All these factors combined will make for a very stressful situation, and you may find yourself starting to become unwell again. It is important to be prepared for these kinds of situations, and to have plans in place for them.
Ways to Help Yourself
Talk to your tutors and teachers — they are there to help. They may seem unapproachable, but it is likely they will have had training on how to help someone going through a difficult time and they may be able to offer advice or insight.
The more they know, the more flexible they can be in their approach to your work. For example, you may be able to get an extension on an upcoming deadline, or it may explain why a piece of work was not quite your usual standard.
Avoid situations where you may be exposed to drink or drugs.

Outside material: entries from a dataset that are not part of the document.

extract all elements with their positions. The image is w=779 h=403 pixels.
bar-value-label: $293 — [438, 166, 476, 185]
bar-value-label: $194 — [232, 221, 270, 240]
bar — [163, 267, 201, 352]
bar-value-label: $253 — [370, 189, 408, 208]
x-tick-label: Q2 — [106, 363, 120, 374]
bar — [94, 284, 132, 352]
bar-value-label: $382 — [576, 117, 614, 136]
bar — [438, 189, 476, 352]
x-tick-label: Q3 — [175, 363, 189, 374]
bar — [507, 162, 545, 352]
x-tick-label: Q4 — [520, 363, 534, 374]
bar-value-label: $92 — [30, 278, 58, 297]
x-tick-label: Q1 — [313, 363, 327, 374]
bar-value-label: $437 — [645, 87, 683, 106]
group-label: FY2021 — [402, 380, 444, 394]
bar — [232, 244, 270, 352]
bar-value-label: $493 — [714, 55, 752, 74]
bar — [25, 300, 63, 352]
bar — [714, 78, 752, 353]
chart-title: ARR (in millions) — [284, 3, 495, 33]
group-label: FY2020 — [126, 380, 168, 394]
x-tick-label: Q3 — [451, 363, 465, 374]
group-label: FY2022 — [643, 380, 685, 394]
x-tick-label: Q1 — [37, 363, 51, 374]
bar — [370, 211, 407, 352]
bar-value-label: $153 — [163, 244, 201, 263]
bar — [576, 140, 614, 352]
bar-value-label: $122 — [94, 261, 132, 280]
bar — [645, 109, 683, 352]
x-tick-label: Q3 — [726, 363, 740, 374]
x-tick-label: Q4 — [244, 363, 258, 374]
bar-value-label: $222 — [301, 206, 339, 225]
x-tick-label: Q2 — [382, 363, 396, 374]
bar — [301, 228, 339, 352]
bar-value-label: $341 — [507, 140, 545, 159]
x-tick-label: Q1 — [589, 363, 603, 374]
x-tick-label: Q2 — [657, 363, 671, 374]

This does not mean stop going out altogether and become a hermit, but rather pick and choose where you go carefully; with bipolar there can be impulsive behavior so it is important to look after yourself.
Taking Time Off
Consider taking a time out. Taking a year, or even more, off from education is nothing to be ashamed of; sometimes you need time to reflect back and start planning for the future.
Taking time off can help you to strengthen your recovery and can give you more time to learn better coping methods for periods of illness.